Come universalmente noto, anche se nella voragine insondabile di un’indifferenza senza fondo, Hollywood e’ la fanteria del potere. Films o documentari di questa risma funzionano come anticorpi ideologici contro la sia pur remota possibilità di una presa di coscienza collettiva da parte della “mal creata plebe, che sta nel loco onde parlare e’ duro, quasi fossero pecore o zebre.” (INF, XXII).
Nella fattispecie, imbonire il becero pubblico e fargli credere che le stangate applicategli siano dovute a pochi corrotti, mentre la corruzione e’ programmata, parte dall’alto ed e’ generale, endemica e irrimediabile, come un cancro terminale.

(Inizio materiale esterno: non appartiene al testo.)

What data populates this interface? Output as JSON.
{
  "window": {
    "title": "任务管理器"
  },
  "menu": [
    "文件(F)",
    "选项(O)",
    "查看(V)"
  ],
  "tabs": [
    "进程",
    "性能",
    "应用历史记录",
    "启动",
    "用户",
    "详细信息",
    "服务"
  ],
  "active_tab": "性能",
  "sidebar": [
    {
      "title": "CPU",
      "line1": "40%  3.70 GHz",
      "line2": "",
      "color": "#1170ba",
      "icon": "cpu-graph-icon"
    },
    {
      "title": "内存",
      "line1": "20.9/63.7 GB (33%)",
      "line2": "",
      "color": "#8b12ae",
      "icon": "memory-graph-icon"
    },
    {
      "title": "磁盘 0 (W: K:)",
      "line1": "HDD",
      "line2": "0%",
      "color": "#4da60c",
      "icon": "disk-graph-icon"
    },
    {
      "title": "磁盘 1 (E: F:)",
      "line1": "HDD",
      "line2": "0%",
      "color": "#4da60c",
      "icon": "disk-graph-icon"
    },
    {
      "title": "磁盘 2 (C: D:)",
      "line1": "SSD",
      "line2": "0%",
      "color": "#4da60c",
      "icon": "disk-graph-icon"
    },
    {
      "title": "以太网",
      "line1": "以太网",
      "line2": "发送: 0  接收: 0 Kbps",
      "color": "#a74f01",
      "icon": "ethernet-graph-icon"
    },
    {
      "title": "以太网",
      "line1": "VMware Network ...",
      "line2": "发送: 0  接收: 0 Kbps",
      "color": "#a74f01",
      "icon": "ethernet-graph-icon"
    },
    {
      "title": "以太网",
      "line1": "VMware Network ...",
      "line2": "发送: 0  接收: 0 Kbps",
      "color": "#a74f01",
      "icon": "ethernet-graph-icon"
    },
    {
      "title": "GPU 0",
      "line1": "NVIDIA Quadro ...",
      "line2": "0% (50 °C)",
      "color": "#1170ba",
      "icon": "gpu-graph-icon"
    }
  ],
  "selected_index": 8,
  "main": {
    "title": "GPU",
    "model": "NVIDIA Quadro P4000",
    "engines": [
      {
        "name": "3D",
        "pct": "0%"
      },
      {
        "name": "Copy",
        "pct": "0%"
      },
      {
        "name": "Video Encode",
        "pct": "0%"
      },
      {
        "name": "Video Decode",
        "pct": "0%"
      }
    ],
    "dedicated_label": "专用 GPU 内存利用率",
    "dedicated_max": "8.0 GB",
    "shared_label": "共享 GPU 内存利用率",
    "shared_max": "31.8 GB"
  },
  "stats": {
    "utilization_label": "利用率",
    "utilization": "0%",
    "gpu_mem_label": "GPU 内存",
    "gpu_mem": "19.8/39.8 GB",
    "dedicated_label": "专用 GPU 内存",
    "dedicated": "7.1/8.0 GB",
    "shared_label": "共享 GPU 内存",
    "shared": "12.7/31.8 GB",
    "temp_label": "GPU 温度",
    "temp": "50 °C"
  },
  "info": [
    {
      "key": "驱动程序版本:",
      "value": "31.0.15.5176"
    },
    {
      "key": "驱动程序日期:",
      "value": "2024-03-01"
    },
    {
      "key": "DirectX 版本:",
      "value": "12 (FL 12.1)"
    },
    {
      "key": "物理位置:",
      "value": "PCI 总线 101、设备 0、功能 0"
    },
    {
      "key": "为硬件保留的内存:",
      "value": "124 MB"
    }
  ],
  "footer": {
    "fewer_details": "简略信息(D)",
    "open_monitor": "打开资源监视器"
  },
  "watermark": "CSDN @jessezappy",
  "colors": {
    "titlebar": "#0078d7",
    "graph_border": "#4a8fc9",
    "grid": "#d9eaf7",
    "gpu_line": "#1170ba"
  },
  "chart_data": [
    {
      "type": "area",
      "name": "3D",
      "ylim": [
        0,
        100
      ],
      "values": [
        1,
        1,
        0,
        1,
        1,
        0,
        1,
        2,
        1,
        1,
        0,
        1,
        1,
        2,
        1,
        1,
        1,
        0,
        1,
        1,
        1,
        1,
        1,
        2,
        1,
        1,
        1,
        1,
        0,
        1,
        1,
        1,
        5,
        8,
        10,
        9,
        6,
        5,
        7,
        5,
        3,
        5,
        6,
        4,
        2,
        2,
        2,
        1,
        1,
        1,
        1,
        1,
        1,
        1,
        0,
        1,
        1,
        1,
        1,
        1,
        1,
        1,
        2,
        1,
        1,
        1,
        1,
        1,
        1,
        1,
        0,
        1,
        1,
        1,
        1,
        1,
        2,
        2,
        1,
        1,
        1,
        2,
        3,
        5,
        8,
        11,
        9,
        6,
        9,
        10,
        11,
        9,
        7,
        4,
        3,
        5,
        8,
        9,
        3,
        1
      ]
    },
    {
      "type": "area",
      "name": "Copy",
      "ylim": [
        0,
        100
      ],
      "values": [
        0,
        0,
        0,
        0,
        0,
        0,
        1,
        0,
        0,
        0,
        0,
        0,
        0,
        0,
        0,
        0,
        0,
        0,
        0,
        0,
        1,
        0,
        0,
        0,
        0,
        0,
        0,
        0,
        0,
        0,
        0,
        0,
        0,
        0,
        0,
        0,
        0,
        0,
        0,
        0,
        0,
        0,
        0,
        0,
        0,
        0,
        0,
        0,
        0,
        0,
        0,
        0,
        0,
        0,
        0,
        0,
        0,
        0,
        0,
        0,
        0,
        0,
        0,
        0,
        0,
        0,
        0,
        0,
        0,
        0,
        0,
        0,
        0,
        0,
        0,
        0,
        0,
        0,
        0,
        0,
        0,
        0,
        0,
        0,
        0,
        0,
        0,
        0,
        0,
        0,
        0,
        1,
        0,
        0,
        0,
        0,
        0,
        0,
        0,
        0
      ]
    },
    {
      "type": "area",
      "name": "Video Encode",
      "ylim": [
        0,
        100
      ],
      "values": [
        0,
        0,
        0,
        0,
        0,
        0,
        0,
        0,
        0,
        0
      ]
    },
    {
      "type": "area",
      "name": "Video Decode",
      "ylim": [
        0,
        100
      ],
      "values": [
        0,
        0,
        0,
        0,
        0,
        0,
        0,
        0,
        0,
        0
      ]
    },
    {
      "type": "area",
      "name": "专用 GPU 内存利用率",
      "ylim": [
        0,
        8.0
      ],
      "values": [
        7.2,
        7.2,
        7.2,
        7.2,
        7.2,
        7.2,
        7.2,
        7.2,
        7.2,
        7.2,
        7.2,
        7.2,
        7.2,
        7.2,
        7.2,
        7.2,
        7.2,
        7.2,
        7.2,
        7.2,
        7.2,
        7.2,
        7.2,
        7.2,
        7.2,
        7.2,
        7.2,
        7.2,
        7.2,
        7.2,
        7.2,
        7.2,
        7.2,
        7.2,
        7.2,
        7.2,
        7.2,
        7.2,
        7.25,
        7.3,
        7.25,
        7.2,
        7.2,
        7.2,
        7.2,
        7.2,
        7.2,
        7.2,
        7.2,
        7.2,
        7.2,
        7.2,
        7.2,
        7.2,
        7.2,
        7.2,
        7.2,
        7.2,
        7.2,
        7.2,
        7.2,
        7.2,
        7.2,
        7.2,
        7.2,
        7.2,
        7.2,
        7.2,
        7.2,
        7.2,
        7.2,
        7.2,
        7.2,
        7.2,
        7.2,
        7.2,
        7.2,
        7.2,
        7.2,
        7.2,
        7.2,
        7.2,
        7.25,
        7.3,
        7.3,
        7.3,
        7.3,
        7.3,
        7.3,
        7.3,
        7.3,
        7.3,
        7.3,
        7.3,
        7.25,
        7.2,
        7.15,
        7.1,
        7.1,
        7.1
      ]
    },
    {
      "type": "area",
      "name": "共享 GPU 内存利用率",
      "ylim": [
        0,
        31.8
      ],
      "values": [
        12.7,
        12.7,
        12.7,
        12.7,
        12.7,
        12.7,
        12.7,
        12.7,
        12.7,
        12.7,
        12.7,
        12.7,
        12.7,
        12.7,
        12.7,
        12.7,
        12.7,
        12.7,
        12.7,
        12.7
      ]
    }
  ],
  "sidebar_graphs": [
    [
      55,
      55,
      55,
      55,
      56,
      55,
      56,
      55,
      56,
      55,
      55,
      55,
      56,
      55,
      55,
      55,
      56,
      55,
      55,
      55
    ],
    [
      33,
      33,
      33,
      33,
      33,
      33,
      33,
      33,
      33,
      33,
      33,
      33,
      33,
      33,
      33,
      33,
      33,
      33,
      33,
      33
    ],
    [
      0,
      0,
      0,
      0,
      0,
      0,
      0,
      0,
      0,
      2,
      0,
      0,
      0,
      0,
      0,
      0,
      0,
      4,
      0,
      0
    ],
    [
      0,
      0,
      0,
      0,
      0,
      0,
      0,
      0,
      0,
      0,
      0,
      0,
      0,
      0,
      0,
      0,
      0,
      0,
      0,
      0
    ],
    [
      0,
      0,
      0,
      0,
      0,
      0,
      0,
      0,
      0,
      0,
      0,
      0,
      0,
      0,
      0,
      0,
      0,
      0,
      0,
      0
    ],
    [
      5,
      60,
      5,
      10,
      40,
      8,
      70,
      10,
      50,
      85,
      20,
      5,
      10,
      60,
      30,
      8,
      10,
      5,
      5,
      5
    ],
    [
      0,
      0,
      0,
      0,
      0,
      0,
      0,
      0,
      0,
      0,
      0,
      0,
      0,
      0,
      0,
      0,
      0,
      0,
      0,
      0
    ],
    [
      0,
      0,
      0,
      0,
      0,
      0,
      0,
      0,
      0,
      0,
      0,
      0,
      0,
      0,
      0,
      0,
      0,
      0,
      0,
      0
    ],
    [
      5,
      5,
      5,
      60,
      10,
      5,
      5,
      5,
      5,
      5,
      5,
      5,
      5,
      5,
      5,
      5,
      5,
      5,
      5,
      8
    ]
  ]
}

anche il mito del pubblico innocente vessato da un potere criminale serve al potere stesso, che non sarebbe tale se non avesse milioni di volenterosi carnefici al suo servizio.
Esempio pratico: la fuffa finanziaria tipo derivati viene progettata ai piani alti delle banche, ma poi viene venduta ai clienti dai singoli dipendenti (che anche se non sono esperti come le menti “raffinatissime” che hanno progettato i derivati, ne sanno abbastanza per capire che sostanzialmente è m…a fritta impacchettata in cento confezioni successivie a mò di matrioska, e che quindi il pacco gigantesco finale che viene venduto non è altro che carta che copre m,…a fritta), e viene comprata da gente che si beve che potrà fare soldi anche mentre dorme (cit. di Clinton), anche se gli è stato insegnato fin da piccoli che i soldi non crescono sugli alberi Campo dei miracoli.
IL potere è tale perchè ha venduto l’idea che il profitto a qualsiasi costo è cosa buona e giusta, e senza tale idea non ci sarebbero nè i suoi servitori (che pensano di essere lautamente compensati per il loro servizio), nè le “vittime” (che comunque sognano anche loro di fare soldi dai soldi).
Il film ci fa vedere cosa hanno combinato i geni della finanza dieci anni fa e l’imbroglio è talmente noto, che ormai anche Hollywood, da molti anni al servizio del potere finanziario, si può permettere di ricostruire gli eventi.
Il problema è sapere quali fantasiose truffe stanno architettando i Gordon Gekko di oggi, visto che il campo dei mutui subprime sembra esaurito.
In ogni caso, aspettiamo la prossima bolla e relativo crollo finanziario, nella speranza che un film americano, magari una produzione indipendente, ci dia qualche dritta in anticipo.